Degree

BS (Social Sciences & Liberal Arts)

Faculty / School

School of Economics and Social Sciences (SESS)

Department

Department of Social Sciences & Liberal Arts

Date of Award

Spring 2025

Date of Submission

2025-07-30

Advisor

Dr. Abdul Wahab Suri

Project Type

SSLA Culminating Experience

Access Type

Restricted Access

Keywords

Political Liberalism, Justice as Fairness, Ibn e Taymiyya, Political theology, Comparative Political Theory

Abstract

The “Theory of Justice” by John Rawls has played an important role in defining and shaping the notion of liberal democracies in the contemporary world. However, in pluralistic societies, especially within Muslim majority spaces, there have been debates about political legitimacy and its derivation. This thesis will explore the Theory of Justice by John Rawls in depth as well as the foundations and limits of Rawls’s political conception of justice within the context of pluralistic societies, especially Islamic. Rawls asserts that justice should be political rather than metaphysical, that rights should take priority over the conceptions of the good, and that the state must remain an anti-perfectionist state among competing moral doctrines. These assertions are derived from his conception of ‘justice as fairness’ and aim to establish political legitimacy in morally diverse societies.

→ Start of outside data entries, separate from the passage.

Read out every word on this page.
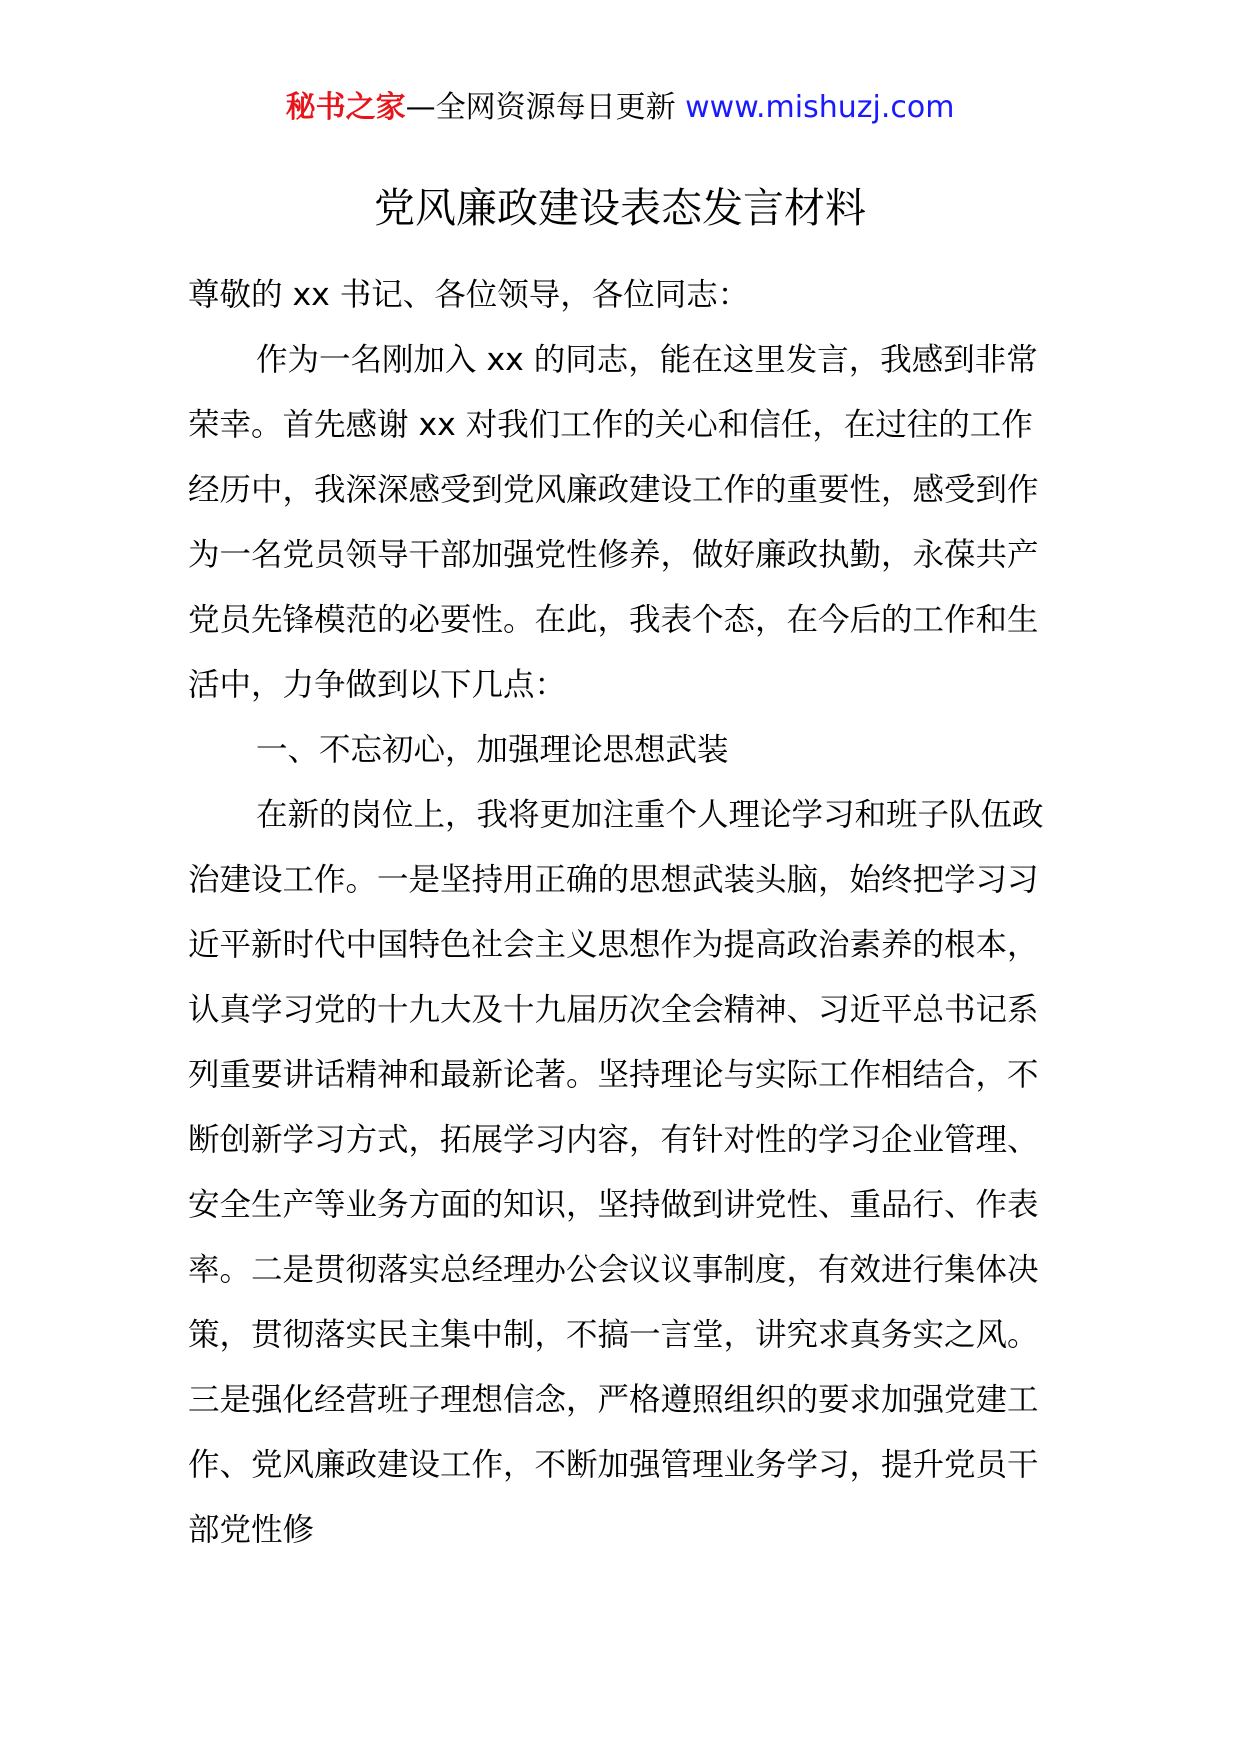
秘书之家—全网资源每日更新 www.mishuzj.com
党风廉政建设表态发言材料

尊敬的 xx 书记、各位领导，各位同志：

作为一名刚加入 xx 的同志，能在这里发言，我感到非常荣幸。首先感谢 xx 对我们工作的关心和信任，在过往的工作经历中，我深深感受到党风廉政建设工作的重要性，感受到作为一名党员领导干部加强党性修养，做好廉政执勤，永葆共产党员先锋模范的必要性。在此，我表个态，在今后的工作和生活中，力争做到以下几点：

一、不忘初心，加强理论思想武装

在新的岗位上，我将更加注重个人理论学习和班子队伍政治建设工作。一是坚持用正确的思想武装头脑，始终把学习习近平新时代中国特色社会主义思想作为提高政治素养的根本，认真学习党的十九大及十九届历次全会精神、习近平总书记系列重要讲话精神和最新论著。坚持理论与实际工作相结合，不断创新学习方式，拓展学习内容，有针对性的学习企业管理、安全生产等业务方面的知识，坚持做到讲党性、重品行、作表率。二是贯彻落实总经理办公会议议事制度，有效进行集体决策，贯彻落实民主集中制，不搞一言堂，讲究求真务实之风。三是强化经营班子理想信念，严格遵照组织的要求加强党建工作、党风廉政建设工作，不断加强管理业务学习，提升党员干部党性修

In the first chapter, we will investigate how Rawls derives his two principles of justice, the principle of equal basic liberties and the difference principle through the original position and the veil of ignorance. This will lead us to understand how Rawls justifies these principles in the second chapter that lead to his political conception of justice and support his three theoretical claims: political not metaphysical, the priority of the right over the good, and the anti-perfectionist state.

The third chapter engages with the metaphysical foundations of justice as understood in one strand of Islamic political thought—specifically, through the ethical and political writings of Ibn Taymiyyah. His critique contests Rawls’s liberal assertions from a theologically grounded framework that affirms the interdependence of moral obligation, divine law, and political order. While Ibn Taymiyyah does not represent all Islamic thought, his perspective provides a coherent and historically embedded counterpoint to Rawls’s anti-metaphysical model.

The final chapter turns to the liberal communitarian critique of Rawls, drawing on the work of Charles Taylor, Michael Sandel, Alasdair MacIntyre, and Michael Walzer. These thinkers challenge the abstraction of justice from substantive moral sources and critique the Rawlsian framework for overlooking the socially constituted nature of the self. In doing so, they contest the priority of the right over the good from within the liberal tradition itself. Together, the third and fourth chapters interrogate whether Rawls’s conception of political legitimacy can accommodate the full moral and metaphysical commitments that many citizens, secular and religious alike, bring into public life.